From your very first, to your very last breath.
~ ~ ~ ~ ~ ~ ~ ~ ~ ~
1 YEAR AGO: My, What A Nice Berg You Have
2 YEARS AGO: The Hills Are Alive With The Sound Of Grapes Being Crushed Into Wine
3 YEARS AGO: There Are No Words To Explain The Misery Of A Three Digit Temperature
4 YEARS AGO: New York State Of Mind
5 comments:
...the depth and maturity of your insight is poignant...bittersweet memories and tears surfaced...you proved that memories keep the people we love alive forever...MAE
With my Mom fading - 8 days in the nursing home now - and Dad trying to cope - you must know how much your story means to me. Thank you for sharing. You are such a wonderful addition to my life!
out of everything you've written,...and you know i'm a big fan......this has to be the best.....both of my parents, my grandparents and a very special aunt have passed on and reading your blog today brought back some very sweet memories of them....i have alot of things that had belonged to each of them....going thru their things was heartbreaking, but i'm so glad now that i have things that remind me of not just them, but their everyday lives.....i hadn't heard of this book until you mentioned it, but i will be looking for it....thanks.....
MAE: Aww, thanks.
Don: Glad to have you in my life also.
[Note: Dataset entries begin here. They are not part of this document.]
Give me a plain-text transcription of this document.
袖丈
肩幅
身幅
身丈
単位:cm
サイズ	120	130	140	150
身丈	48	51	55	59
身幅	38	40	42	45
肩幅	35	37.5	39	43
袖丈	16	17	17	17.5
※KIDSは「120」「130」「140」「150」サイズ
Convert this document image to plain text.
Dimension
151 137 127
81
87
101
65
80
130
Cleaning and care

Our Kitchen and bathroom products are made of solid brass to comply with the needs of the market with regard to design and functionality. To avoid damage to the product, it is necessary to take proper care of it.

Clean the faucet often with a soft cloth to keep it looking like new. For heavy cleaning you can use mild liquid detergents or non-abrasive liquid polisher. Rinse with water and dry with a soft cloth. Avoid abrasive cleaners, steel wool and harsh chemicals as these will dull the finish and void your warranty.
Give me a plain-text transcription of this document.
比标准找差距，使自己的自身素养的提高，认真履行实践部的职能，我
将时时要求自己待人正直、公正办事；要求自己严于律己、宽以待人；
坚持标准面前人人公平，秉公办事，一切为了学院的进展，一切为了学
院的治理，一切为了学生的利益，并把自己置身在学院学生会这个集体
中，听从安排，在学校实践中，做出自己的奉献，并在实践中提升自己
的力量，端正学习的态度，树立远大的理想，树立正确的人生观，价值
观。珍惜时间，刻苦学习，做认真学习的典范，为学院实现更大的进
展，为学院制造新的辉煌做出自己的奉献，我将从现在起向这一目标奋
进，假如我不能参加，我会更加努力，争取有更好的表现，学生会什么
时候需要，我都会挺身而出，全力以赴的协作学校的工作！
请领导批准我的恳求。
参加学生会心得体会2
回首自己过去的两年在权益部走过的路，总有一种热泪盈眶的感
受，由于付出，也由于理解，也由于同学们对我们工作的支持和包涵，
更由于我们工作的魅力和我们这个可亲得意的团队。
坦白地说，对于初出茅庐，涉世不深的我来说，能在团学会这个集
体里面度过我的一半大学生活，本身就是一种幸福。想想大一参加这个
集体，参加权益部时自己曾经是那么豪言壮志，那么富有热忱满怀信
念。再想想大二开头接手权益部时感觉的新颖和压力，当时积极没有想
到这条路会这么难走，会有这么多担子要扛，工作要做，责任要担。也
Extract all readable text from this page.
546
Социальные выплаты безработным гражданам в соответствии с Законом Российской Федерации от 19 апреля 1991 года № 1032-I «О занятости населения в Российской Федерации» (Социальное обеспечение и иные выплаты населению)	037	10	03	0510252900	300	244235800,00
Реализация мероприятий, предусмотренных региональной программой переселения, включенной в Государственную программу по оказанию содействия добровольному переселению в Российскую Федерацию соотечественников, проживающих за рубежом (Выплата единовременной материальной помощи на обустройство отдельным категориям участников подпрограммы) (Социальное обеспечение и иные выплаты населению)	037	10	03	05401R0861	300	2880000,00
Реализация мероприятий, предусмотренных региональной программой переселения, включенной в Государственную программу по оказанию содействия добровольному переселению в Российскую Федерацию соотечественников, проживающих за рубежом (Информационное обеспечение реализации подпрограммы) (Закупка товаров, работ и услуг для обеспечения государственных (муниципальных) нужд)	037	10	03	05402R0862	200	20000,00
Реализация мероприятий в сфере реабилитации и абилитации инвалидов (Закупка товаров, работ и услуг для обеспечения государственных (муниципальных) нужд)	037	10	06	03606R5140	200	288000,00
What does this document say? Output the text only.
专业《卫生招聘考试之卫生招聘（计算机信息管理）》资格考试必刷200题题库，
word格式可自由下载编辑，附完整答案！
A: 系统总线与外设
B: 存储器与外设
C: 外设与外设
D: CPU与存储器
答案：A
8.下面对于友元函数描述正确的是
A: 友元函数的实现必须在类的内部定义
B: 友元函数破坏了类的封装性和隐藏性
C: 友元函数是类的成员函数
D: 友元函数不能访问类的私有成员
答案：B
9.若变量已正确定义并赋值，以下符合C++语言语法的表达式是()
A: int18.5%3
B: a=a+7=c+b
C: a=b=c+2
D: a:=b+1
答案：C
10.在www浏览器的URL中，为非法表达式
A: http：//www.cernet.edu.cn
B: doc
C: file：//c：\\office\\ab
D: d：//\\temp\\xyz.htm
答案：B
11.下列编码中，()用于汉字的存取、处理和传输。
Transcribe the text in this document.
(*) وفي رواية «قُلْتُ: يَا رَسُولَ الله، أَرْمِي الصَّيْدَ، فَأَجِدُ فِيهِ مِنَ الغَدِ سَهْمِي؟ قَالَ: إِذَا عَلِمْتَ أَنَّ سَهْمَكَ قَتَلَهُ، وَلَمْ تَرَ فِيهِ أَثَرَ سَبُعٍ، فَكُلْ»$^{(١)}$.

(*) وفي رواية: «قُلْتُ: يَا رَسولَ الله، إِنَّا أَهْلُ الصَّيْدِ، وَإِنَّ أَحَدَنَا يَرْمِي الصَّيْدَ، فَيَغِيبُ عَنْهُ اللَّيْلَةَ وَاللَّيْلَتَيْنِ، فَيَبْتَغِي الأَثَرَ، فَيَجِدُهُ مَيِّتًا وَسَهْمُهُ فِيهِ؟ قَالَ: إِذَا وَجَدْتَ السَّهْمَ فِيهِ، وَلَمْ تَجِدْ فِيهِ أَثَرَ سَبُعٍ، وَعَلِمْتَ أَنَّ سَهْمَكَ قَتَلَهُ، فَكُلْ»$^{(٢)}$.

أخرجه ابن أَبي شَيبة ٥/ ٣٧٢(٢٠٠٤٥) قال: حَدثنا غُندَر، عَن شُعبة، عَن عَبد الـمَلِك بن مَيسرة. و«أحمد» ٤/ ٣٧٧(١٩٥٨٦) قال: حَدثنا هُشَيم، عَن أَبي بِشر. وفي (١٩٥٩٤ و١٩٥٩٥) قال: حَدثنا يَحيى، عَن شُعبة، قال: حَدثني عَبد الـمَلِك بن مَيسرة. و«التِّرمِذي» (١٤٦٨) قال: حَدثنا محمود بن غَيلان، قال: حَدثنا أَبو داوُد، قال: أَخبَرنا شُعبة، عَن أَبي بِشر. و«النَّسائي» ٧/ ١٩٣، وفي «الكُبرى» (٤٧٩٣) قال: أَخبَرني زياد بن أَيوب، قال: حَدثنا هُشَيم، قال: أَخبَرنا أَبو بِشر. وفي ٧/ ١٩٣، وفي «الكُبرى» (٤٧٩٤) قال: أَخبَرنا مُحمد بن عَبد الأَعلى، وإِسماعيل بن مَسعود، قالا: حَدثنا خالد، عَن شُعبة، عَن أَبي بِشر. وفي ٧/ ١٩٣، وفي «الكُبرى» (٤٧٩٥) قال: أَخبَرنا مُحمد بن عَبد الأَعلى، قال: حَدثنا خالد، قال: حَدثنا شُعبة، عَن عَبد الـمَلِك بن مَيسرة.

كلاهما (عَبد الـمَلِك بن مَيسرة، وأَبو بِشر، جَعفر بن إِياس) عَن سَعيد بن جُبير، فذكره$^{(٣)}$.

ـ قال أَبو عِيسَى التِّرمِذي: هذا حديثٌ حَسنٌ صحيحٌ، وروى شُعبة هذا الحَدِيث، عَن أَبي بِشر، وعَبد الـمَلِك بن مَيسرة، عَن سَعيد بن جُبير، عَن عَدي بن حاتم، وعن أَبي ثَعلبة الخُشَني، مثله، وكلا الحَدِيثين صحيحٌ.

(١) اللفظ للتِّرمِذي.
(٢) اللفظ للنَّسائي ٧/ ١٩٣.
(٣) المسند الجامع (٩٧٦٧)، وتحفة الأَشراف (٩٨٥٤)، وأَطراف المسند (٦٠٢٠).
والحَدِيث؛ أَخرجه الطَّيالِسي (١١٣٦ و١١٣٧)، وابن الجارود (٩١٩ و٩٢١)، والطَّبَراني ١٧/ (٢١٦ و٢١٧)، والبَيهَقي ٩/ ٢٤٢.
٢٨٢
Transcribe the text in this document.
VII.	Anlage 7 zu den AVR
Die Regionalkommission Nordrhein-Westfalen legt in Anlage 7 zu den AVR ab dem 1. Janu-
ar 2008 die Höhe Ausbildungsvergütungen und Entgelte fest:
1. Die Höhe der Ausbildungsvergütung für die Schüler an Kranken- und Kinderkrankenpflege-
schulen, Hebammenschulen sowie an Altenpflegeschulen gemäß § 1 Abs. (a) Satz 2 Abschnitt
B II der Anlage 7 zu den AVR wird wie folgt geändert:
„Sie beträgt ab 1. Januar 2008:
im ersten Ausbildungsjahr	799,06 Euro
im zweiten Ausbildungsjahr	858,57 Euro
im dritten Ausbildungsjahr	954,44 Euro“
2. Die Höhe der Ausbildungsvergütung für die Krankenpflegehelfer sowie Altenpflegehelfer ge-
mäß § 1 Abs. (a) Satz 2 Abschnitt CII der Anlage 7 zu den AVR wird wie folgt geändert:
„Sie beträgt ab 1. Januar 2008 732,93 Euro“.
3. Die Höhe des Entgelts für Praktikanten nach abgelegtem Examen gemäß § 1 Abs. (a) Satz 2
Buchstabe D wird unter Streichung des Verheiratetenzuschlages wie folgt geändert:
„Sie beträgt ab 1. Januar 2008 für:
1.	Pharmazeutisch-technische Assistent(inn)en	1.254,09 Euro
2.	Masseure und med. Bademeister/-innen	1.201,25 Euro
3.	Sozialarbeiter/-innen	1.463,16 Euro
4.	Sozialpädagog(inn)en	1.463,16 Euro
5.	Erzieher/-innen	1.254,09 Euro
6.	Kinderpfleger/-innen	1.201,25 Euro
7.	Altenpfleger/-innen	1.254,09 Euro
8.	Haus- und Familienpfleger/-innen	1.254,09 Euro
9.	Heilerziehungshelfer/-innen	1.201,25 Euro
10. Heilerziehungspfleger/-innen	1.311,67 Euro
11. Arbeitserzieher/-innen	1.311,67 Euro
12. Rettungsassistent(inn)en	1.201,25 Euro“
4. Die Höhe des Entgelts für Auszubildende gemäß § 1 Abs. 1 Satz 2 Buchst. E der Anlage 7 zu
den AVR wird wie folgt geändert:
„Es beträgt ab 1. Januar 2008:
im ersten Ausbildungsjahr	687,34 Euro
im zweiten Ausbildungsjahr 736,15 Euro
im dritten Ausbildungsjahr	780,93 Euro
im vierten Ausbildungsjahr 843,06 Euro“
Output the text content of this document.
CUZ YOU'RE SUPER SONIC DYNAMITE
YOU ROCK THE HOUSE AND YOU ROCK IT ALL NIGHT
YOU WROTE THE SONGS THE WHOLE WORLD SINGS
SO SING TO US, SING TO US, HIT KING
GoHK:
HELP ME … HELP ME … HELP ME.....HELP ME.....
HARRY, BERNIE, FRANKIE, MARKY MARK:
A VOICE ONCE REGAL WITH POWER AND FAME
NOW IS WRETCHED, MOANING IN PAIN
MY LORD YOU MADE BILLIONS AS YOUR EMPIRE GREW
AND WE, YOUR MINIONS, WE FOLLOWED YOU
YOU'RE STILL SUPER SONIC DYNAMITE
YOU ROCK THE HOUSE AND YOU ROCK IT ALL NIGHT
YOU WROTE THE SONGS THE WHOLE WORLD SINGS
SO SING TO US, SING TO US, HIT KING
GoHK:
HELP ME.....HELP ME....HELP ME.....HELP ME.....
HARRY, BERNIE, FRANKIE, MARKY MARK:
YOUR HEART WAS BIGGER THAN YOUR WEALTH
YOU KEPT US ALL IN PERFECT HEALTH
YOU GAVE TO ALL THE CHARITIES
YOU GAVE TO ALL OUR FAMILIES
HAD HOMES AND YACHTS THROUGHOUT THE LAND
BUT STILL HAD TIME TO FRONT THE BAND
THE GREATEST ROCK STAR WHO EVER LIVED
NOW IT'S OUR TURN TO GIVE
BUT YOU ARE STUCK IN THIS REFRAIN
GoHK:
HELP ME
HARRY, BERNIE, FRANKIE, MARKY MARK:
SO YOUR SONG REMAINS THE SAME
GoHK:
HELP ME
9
Your mother and family are always in my thoughts.
RuthAnn: Thank you so much. I know it was a long read, but I'm glad you stuck with it to the very end. The book is a good read...I'm on the second one by her right now.
This was a great post. I know exactly what you're talking about. I lost my mom Sept 18, 1986.
I ended up being the one to dispose of her things since my dad was an incompetent boob and my brother and sister were too young to have to deal with that. I remember keeping a couple of her shirts for almost a year because they smelled like her.